Cour des assurances sociales
du Tribunal fédéral
 
Cause
{T 7}
I 170/02
 
Arrêt du 12 mars 2003
IVe Chambre
 
Composition
Mme et MM. les Juges Leuzinger, Présidente, Rüedi
et Ferrari. Greffier : M. Métral
 
Parties
D.________, recourant, représenté par Me Charles Guerry, avocat, rue du Progrès 1, 1701 Fribourg,
 
contre
 
Office AI du canton de Fribourg, impasse de la Colline 1, 1762 Givisiez, intimé
 
Instance précédente
Tribunal administratif du canton de Fribourg, Cour des assurances sociales, Givisiez
 
(Jugement du 7 février 2002)
 
Faits :
A.
D.________, né en 1955, a exercé la profession de maçon jusqu'au 12 avril 1995. Depuis cette date, son médecin traitant, le docteur C.________, atteste d'une incapacité de travail totale, en raison de cervico-brachialgies bilatérales, dysbalances musculaires, dorso-lombo-sciatalgies bilatérales, PSH bilatérale, troubles sensitifs L5-S1 gauche et troubles statiques et dégénératifs du rachis. Du 16 janvier au 5 février 1996, D.________ a séjourné à l'Etablissement thermal Z.________, dont les médecins mirent en évidence une tendance à la fibromyalgie ainsi qu'un état dépressif. Soupçonnant une composante psychogène non négligeable dans les douleurs de l'assuré, ils proposèrent l'introduction d'un traitement antidépresseur tricyclique, de séances ambulatoires de relaxation, et la consultation d'un psychiatre.
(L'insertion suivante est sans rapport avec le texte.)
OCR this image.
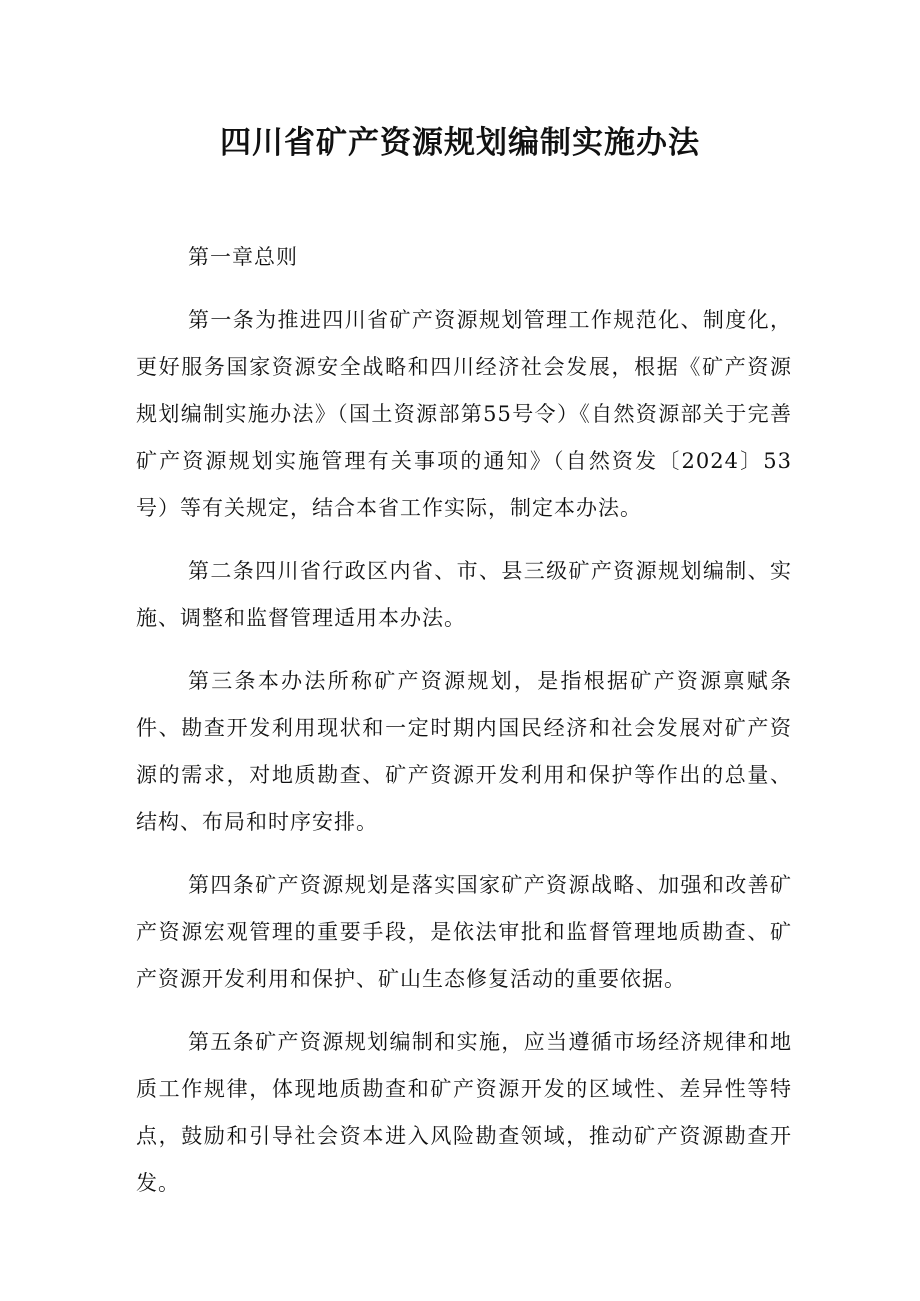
四川省矿产资源规划编制实施办法

第一章总则

第一条为推进四川省矿产资源规划管理工作规范化、制度化，更好服务国家资源安全战略和四川经济社会发展，根据《矿产资源规划编制实施办法》（国土资源部第55号令）《自然资源部关于完善矿产资源规划实施管理有关事项的通知》（自然资发〔2024〕53号）等有关规定，结合本省工作实际，制定本办法。

第二条四川省行政区内省、市、县三级矿产资源规划编制、实施、调整和监督管理适用本办法。

第三条本办法所称矿产资源规划，是指根据矿产资源禀赋条件、勘查开发利用现状和一定时期内国民经济和社会发展对矿产资源的需求，对地质勘查、矿产资源开发利用和保护等作出的总量、结构、布局和时序安排。

第四条矿产资源规划是落实国家矿产资源战略、加强和改善矿产资源宏观管理的重要手段，是依法审批和监督管理地质勘查、矿产资源开发利用和保护、矿山生态修复活动的重要依据。

第五条矿产资源规划编制和实施，应当遵循市场经济规律和地质工作规律，体现地质勘查和矿产资源开发的区域性、差异性等特点，鼓励和引导社会资本进入风险勘查领域，推动矿产资源勘查开发。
Le docteur V.________, spécialiste en chirurgie orthopédique, a également été consulté, le 31 mai 1996, et a lui aussi ajouté au diagnostic posé par le docteur C.________ une tendance à la fibromyalgie, une surcharge psychogène et un état dépressif, avant de recommander une prise en charge psychiatrique.
 
Entre-temps, D.________ a adressé, le 1er mars 1996, une demande de prestations à l'Office de l'assurance-invalidité du canton de Fribourg (ci-après : l'office AI), auquel son nouveau médecin traitant, le docteur G.________, a décrit une incapacité de travail totale dans la profession de maçon. Ce praticien indiquait avoir choisi d'assurer un soutien psychologique à son patient et lui avoir prescrit un antidépresseur, et suggérait la mise en oeuvre d'un stage d'observation professionnelle en vue d'un reclassement à entreprendre, à moyen terme, dans une profession pouvant être exercée à mi-temps, sans port de lourdes charges, et permettant l'alternance des positions de travail (rapport du 12 octobre 1996). Un stage dans un centre d'évaluation professionnelle de l'assurance-invalidité (ci-après : CEPAI) fut donc mis en oeuvre, au terme duquel les maîtres de stage décrivirent l'assuré comme incapable d'envisager un reclassement dans une nouvelle profession; le peu d'intérêt manifesté pour les travaux qu'ils lui avaient confiés leur donnait à penser qu'il était capable d'un rendement bien supérieur à celui dont il avait fait preuve en atelier (de 18 à 37 %, selon les tâches; rapport du 16 mai 1997 du CEPAI).
 
L'office AI mit alors en oeuvre une expertise psychiatrique, dont il confia la réalisation au docteur H.________. Celui-ci examina l'assuré le 21 novembre 1997 et indiqua qu'il ne présentait plus, au moment de l'expertise, qu'une dépression réactionnelle modérée, sans influence sur sa capacité de travail (rapport du 5 décembre 1997). Quelques mois plus tard, le docteur R.________, du service de rhumatologie, médecine physique et réhabilitation du Centre hospitalier Y.________, faisait état d'une capacité de travail de 50 % dans la profession de maçon, et de 80 % dans une activité n'imposant pas de travaux en position penchée en avant ou d'effort lourd, ni de lever régulièrement les bras en-dessus du niveau des épaules (rapport du 24 avril 1998).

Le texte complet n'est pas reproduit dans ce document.